A literature search for "evolution" and "cancer" would return a number of papers that borrow models from evolutionary biology to model cancer.

Well, we'll see...

[missing_boy]

The excitement over this paper, or "treatment" is perhaps a bit premature. Scaling treatment is a common and quite popular approach in many growth phenomena, and has been investigated to death in the context of crystal growth (MBE, molecular beam epitaxy), but ironically, the equation that bears the name "MBE equation" does not actually describe MBE growth correctly (in my view). Therefore, saying that equation (2) in the original paper describes the physical process of "surface diffusion" in the case of MBE or surface cancer cells is highly suspect. The growth of the cancer cells might be well approximated by the growth MBE equation (2), but this is mere curve fitting, and a closer look at the underlying physical mechanisms is more important than getting good fits.

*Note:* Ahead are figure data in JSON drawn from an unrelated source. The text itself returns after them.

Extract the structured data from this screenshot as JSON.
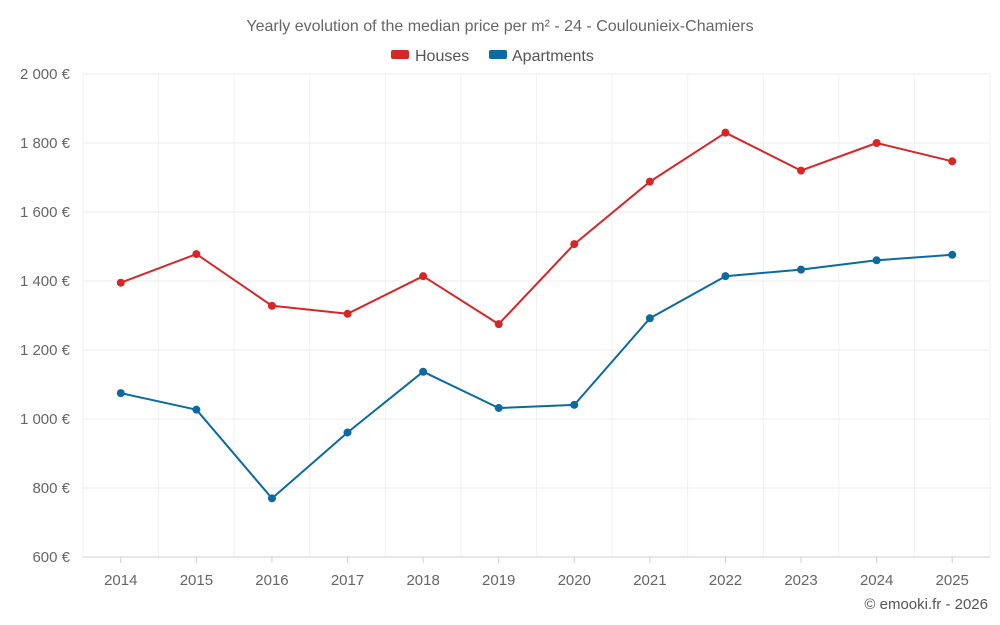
{
  "chart_data": {
    "type": "line",
    "title": "Yearly evolution of the median price per m² - 24 - Coulounieix-Chamiers",
    "categories": [
      "2014",
      "2015",
      "2016",
      "2017",
      "2018",
      "2019",
      "2020",
      "2021",
      "2022",
      "2023",
      "2024",
      "2025"
    ],
    "series": [
      {
        "name": "Houses",
        "color": "#d62728",
        "values": [
          1395,
          1478,
          1328,
          1305,
          1414,
          1275,
          1507,
          1688,
          1830,
          1720,
          1800,
          1747
        ]
      },
      {
        "name": "Apartments",
        "color": "#0a6aa1",
        "values": [
          1075,
          1027,
          770,
          961,
          1137,
          1032,
          1041,
          1292,
          1414,
          1433,
          1460,
          1476
        ]
      }
    ],
    "ylim": [
      600,
      2000
    ],
    "yticks": [
      600,
      800,
      1000,
      1200,
      1400,
      1600,
      1800,
      2000
    ],
    "ytick_labels": [
      "600 €",
      "800 €",
      "1 000 €",
      "1 200 €",
      "1 400 €",
      "1 600 €",
      "1 800 €",
      "2 000 €"
    ],
    "xlabel": "",
    "ylabel": "",
    "legend": "top-center",
    "grid": true
  },
  "credit": "© emooki.fr - 2026"
}
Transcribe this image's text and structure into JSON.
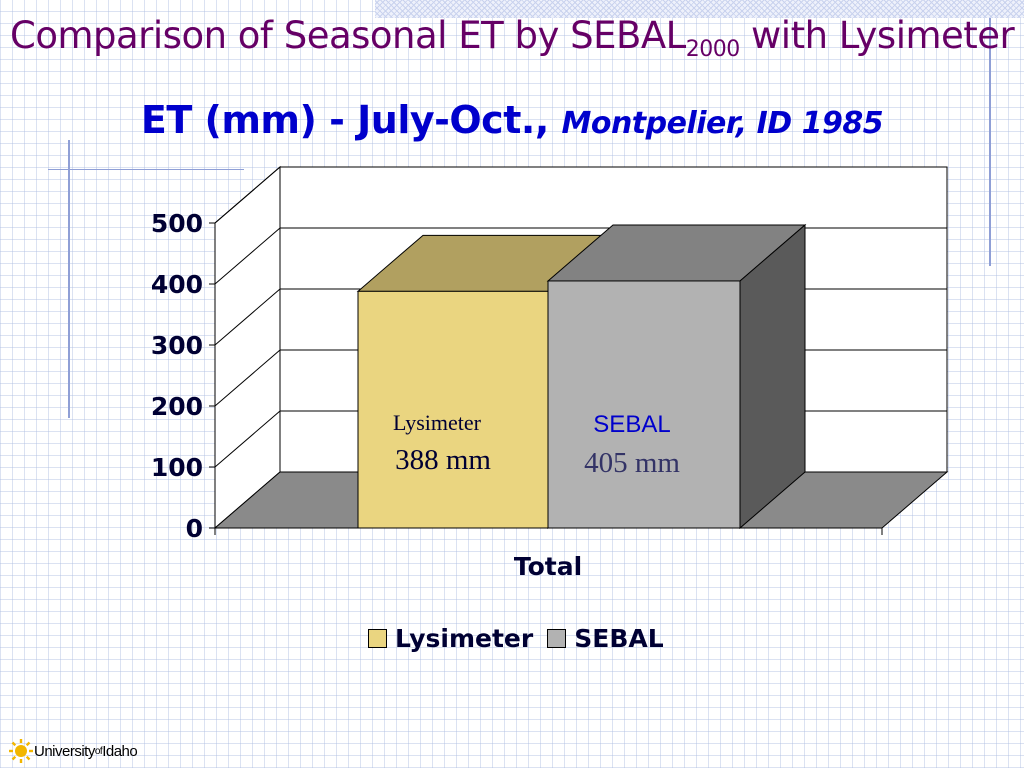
{
  "slide": {
    "title_main": "Comparison of Seasonal ET by SEBAL",
    "title_sub": "2000",
    "title_end": " with Lysimeter",
    "subtitle_main": "ET (mm) - July-Oct., ",
    "subtitle_place": "Montpelier, ID 1985"
  },
  "logo": {
    "part1": "University",
    "part2": "of",
    "part3": "Idaho",
    "icon": "sun-logo-icon"
  },
  "colors": {
    "title": "#660066",
    "subtitle": "#0000cc",
    "lysimeter": "#ead580",
    "sebal": "#b2b2b2"
  },
  "chart_data": {
    "type": "bar",
    "categories": [
      "Total"
    ],
    "series": [
      {
        "name": "Lysimeter",
        "values": [
          388
        ],
        "label_name": "Lysimeter",
        "label_value": "388 mm"
      },
      {
        "name": "SEBAL",
        "values": [
          405
        ],
        "label_name": "SEBAL",
        "label_value": "405 mm"
      }
    ],
    "ylim": [
      0,
      500
    ],
    "yticks": [
      "0",
      "100",
      "200",
      "300",
      "400",
      "500"
    ],
    "legend": "bottom",
    "grid": true
  }
}
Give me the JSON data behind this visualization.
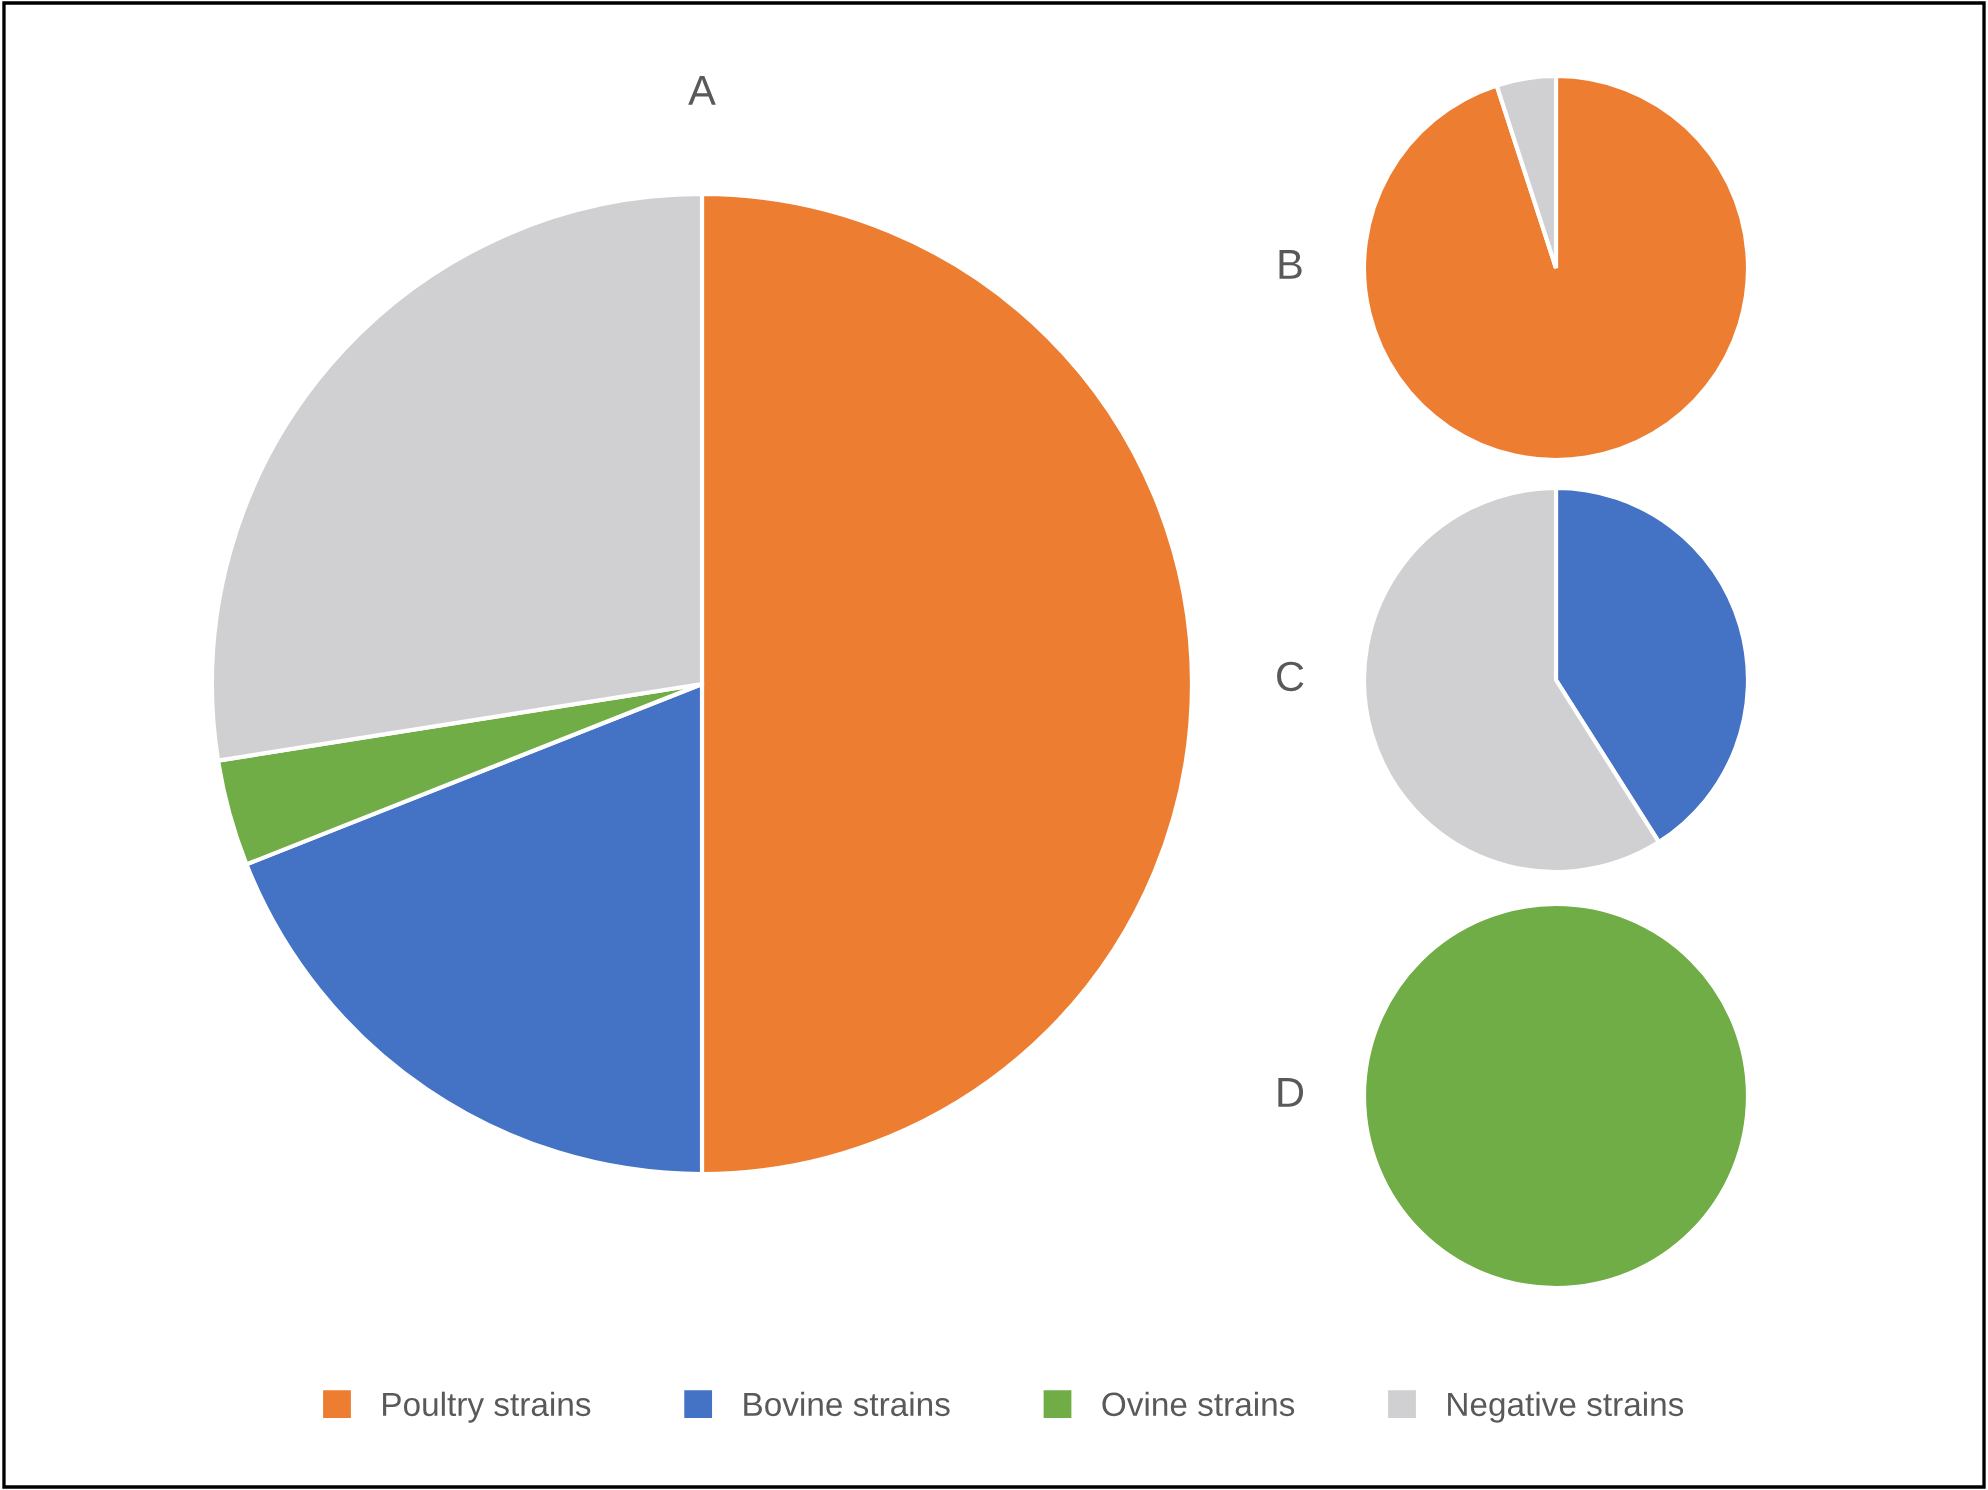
{
  "chart_data": [
    {
      "type": "pie",
      "title": "A",
      "categories": [
        "Poultry strains",
        "Bovine strains",
        "Ovine strains",
        "Negative strains"
      ],
      "values": [
        50,
        19,
        3.5,
        27.5
      ],
      "colors": [
        "#ed7d31",
        "#4472c4",
        "#70ad47",
        "#d0cfd1"
      ],
      "legend": "bottom"
    },
    {
      "type": "pie",
      "title": "B",
      "categories": [
        null,
        null
      ],
      "values": [
        95,
        5
      ],
      "colors": [
        "#ed7d31",
        "#d0cfd1"
      ]
    },
    {
      "type": "pie",
      "title": "C",
      "categories": [
        null,
        null
      ],
      "values": [
        41,
        59
      ],
      "colors": [
        "#4472c4",
        "#d0cfd1"
      ]
    },
    {
      "type": "pie",
      "title": "D",
      "categories": [
        null
      ],
      "values": [
        100
      ],
      "colors": [
        "#70ad47"
      ]
    }
  ]
}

Re:Not as "new" or "revolutionary" as advertised

[rentedflowers]

If I've read your post correctly, you've misunderstood the article. They're arguing -- convincingly -- that the Gompertz model should be thrown out in favor of an MBE (Molecular Beam Epitaxy) model. The MBE model differs from the Gompertz model in that it has most of the growth occurring at the tumor surface, rather than uniformly throughout. It's this phenomenon that they're targeting their therapies at.